LLC cells (1 × 106 cells/200 μl DMEM media) were subcutaneously inoculated into the shaved right lateral flank of C57BL/6 female mice 24 h post-irradiation. Treatments were started when tumor volume reached 100–150 mm3 and this day was designated as day 0. Non-tumor-bearing C57BL/6 female mice were injected intravenous with either DHA or PEG-DHA conjugates as a single dose of 50 mg/kg or multiple 10 mg/kg doses (every 2d, q2d × 5). It is important to note that the doses or concentrations of PEG-DHA conjugates in this study refer to DHA equivalents. For example, a dose of 50 mg/kg of 8armPEG40K-DHA means that the dose contains 50 mg/kg of DHA and 1063 mg/kg (21-fold higher) of whole conjugate, here the loading of DHA in the whole 8armPEG40K-DHA is 4.70%. The mice were randomly divided into the following groups: PBS, DHA, 4armPEG40K-DHA, 8armPEG20K-DHA and 8armPEG40K-DHA were administrated via tail intravenous injection. The corresponding tumor volume data were collected by measuring tumor diameter with an electronic caliper every day.

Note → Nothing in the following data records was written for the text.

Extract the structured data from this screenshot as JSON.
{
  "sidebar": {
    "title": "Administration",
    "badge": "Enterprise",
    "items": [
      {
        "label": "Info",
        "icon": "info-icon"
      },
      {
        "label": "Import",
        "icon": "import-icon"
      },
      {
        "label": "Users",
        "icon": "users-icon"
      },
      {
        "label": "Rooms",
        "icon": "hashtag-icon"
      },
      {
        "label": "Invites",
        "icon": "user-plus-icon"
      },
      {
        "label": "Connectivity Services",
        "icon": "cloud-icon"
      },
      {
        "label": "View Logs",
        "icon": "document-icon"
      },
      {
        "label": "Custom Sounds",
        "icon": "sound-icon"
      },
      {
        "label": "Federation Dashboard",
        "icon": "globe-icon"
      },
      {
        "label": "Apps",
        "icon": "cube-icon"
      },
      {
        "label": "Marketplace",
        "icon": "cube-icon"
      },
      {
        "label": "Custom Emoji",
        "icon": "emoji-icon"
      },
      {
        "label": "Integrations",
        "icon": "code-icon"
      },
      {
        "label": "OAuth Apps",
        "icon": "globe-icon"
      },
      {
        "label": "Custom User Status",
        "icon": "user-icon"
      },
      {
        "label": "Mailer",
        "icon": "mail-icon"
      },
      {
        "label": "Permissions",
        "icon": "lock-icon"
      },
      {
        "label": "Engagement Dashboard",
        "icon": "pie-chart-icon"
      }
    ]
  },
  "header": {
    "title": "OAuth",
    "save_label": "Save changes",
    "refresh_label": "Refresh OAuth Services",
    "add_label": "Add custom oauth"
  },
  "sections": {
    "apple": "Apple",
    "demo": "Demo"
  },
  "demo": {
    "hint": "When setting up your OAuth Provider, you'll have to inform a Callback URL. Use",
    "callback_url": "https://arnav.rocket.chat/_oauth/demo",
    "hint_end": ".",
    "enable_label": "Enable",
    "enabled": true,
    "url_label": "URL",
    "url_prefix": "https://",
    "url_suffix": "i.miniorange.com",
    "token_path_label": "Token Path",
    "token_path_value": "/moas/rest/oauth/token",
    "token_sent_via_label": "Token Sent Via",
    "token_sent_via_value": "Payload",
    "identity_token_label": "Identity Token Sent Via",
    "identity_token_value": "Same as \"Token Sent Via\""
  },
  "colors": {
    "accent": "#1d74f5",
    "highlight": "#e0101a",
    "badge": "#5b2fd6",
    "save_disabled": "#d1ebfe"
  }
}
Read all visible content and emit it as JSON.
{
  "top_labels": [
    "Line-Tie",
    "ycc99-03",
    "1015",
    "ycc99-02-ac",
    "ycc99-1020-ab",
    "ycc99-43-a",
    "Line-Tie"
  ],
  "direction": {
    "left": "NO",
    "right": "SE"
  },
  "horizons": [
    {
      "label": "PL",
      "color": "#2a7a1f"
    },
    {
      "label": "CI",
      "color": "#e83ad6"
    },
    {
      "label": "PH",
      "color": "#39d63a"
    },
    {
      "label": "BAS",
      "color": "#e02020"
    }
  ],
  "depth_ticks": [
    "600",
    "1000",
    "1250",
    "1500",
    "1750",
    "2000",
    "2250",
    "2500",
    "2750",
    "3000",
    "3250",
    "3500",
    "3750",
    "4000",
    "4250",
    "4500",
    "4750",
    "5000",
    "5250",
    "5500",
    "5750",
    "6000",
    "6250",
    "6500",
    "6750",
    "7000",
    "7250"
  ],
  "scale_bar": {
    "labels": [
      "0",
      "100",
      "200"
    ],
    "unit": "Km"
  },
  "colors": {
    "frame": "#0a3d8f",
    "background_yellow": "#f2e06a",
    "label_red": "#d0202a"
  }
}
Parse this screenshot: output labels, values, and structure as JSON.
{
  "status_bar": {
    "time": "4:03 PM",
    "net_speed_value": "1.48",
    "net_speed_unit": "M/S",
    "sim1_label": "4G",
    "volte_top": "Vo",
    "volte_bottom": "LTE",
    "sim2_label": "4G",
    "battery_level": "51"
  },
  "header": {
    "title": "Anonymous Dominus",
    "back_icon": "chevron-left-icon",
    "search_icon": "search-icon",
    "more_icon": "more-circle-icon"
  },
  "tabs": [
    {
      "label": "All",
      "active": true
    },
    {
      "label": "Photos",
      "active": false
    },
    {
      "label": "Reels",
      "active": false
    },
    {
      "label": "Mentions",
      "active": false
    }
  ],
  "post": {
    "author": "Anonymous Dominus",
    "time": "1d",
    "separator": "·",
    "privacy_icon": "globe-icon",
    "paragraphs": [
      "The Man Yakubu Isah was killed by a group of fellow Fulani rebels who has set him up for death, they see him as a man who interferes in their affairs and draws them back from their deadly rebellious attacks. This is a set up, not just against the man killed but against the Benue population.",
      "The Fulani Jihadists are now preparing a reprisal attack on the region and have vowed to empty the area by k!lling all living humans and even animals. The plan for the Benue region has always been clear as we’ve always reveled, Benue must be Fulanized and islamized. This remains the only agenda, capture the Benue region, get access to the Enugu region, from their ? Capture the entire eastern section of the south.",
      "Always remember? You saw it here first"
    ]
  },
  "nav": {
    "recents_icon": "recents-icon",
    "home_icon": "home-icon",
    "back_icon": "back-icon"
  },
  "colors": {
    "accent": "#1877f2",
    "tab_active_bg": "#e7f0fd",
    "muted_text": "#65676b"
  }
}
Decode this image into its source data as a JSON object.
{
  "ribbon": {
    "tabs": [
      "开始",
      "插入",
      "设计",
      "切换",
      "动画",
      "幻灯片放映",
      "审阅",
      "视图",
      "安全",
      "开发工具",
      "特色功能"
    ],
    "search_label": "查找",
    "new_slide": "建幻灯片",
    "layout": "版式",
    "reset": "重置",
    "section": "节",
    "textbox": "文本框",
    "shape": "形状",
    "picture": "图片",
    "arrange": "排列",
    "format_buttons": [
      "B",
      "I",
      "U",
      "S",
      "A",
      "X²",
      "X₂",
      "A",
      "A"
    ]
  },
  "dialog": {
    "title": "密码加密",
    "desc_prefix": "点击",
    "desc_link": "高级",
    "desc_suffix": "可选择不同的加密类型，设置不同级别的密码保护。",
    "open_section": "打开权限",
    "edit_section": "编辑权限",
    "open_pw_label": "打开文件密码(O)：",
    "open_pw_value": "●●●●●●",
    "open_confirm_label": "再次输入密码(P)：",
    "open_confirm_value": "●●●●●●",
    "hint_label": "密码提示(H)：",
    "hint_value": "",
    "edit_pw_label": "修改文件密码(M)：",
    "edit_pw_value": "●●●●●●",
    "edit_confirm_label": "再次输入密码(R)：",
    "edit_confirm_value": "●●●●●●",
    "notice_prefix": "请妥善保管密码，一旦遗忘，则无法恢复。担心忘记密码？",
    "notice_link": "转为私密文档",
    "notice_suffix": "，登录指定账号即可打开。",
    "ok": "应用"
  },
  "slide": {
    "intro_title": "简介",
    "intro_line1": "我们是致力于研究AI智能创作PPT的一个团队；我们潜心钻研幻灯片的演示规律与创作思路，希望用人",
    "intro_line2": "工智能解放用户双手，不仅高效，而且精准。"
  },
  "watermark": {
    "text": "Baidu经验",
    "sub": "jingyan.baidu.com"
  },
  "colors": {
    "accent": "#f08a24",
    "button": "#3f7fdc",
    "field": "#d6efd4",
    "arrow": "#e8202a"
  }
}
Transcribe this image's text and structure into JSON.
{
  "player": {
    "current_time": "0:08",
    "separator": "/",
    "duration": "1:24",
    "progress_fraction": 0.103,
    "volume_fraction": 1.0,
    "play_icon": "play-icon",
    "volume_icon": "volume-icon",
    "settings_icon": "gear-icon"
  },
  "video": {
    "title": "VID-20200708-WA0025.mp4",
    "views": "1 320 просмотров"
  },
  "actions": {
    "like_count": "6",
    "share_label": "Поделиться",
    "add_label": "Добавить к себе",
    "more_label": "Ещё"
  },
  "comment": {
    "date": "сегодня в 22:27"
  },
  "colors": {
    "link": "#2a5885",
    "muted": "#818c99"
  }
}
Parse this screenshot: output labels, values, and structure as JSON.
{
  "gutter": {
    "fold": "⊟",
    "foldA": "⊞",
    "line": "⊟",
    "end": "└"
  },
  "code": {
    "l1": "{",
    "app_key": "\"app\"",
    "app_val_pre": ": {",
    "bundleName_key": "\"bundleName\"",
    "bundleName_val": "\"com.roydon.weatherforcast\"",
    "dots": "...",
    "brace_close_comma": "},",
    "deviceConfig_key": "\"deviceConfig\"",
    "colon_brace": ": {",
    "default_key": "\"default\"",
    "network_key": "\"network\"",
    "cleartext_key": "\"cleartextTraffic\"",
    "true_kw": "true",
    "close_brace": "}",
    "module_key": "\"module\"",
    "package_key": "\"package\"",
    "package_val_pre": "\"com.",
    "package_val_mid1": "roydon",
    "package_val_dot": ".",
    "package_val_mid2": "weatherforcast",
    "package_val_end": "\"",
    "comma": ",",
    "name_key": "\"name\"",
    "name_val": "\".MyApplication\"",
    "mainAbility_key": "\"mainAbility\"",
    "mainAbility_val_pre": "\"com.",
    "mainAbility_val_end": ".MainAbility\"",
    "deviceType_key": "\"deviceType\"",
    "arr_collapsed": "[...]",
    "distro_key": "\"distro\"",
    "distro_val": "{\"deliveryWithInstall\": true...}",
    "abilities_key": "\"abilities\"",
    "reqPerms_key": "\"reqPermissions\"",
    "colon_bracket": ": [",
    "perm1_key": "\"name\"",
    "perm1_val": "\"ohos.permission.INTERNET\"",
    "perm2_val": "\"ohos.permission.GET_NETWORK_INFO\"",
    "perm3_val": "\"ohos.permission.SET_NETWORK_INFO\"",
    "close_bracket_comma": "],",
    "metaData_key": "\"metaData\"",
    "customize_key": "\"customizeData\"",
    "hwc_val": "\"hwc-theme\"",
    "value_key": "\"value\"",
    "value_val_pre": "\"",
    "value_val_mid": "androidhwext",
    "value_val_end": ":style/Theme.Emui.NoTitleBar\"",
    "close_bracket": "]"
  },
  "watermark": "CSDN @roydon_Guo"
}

Tumor volume was calculated using the formula: (L × W2)/2, where L is the longest and W is the shortest tumor diameter (millimeter). Relative tumor volume (RTV) was calculated at each measurement time point (where RTV was equal to the tumor volume at a given time point divided by the tumor volume prior to initial treatment). To monitor potential toxicity, we measured the weight of each mouse. For humane reasons, animals were killed and regarded as dead if the implanted tumor volume reached 5,000 mm3. To further evaluate the hematological toxicity of different PTX formulations, we collected 200 μl of blood of each mouse after final administration. Obtained blood was immediately evaluated by a blood cell analyzer (MEK-7222K, Japan).

Statistical

All experiments in this study were performed at least three times and the data were expressed as the mean ± standard deviation (SD). Statistical analyses were performed by analysis of variance (ANOVA). All statistical analyses were performed using a 95% confidence interval (p < 0.05).